The Club also gifted the City of Thomasville with 25 trees and provided district grant money to Spark of Thomasville. 

The Rotary Club has taken on the United Way golf tournament after Caterpillar closed. While the tournament wasn’t held last year because of COVID-19 — “last year was a tough year for everybody,” Newsome said — the club has brought in more for the United Way. According to Newsome, the tournament used to bring in about $7,000 for the United Way.

“As of this year’s tournament, and I want to thank everybody in this club for the tournament, we expected to raise in the neighborhood of $25,000,” he said. 

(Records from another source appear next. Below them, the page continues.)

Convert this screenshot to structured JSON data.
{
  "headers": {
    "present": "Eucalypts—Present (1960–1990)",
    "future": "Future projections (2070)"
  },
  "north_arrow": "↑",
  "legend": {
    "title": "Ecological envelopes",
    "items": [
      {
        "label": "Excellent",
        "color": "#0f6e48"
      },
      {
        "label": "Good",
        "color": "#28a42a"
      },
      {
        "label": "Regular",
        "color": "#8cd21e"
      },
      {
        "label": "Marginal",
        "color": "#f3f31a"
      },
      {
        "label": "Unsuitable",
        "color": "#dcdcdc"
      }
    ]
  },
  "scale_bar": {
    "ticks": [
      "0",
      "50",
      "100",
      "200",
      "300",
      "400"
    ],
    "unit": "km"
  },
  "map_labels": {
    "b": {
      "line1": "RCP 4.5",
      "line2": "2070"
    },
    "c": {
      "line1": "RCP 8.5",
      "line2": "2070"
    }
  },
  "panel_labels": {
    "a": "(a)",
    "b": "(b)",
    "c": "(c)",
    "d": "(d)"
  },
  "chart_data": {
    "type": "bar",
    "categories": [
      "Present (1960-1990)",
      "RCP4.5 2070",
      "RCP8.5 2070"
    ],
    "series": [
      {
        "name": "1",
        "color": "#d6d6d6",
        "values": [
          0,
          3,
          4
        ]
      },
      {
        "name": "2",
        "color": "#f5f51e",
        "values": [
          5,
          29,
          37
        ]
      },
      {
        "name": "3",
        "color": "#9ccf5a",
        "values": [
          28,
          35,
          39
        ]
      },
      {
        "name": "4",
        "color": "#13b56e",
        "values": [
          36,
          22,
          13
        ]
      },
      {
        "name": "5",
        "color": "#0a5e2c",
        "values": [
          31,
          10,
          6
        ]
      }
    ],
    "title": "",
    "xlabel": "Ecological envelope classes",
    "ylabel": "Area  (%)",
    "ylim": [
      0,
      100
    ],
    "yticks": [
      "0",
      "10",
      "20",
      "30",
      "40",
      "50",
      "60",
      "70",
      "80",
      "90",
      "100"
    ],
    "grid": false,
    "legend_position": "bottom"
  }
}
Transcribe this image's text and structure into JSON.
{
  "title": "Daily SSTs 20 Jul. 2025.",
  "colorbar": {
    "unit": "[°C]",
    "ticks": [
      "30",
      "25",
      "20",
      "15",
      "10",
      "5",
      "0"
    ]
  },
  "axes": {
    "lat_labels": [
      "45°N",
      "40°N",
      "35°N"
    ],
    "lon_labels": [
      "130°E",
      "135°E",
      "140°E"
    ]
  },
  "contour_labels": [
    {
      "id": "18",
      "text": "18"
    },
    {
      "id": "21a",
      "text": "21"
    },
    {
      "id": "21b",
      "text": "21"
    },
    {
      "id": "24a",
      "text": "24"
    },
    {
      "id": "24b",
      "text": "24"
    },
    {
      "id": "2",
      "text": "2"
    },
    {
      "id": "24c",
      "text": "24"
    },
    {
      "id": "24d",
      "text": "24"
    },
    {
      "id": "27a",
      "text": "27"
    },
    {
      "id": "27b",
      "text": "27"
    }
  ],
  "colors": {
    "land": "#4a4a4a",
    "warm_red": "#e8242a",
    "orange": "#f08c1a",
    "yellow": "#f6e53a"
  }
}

Rotary members also recently held a cookout for first responders.

“This club turns out for those events,” he said. 

The club brought aboard its first Black member, C.W. McIver, in the 1970s, and in 1999, made Fran Millberg its first female president.

“I just can’t imagine what Thomasville would be like without the Rotary Club,” she said. 

Among the Rotarians who came back to life, thanks to their depictions by current Rotarians, were Lawson Neel and Will Watt. 

Neel was one of the Rotarians who served in World War II and was wounded in action five times. 

Thomasville’s Rotarians also had a hand in helping rebuild Europe. They put together a food truck and had it shipped to England, where it went from town to town, delivering food to the communities. 

Watt guided the efforts to begin the Georgia Rotary Student Program as a means to bolster peace. It enables college students from the across the globe to come to Georgia. 

The Thomasville Rotary Club began when brothers Rhydon Mays and Crawford Mays “agitated,” as is noted in the club’s annals, to start a club. Its organizing members were Rhydon Mays, Ed Jerger, Hansel Watt, R.C. Balfour Jr. and J.B. Jemison, who was the first club president. There were 20 charter members of the club.

Brown also paid tribute to the six club members who passed away in the last year. 

“We honor their memories and their contributions to their club,” he said.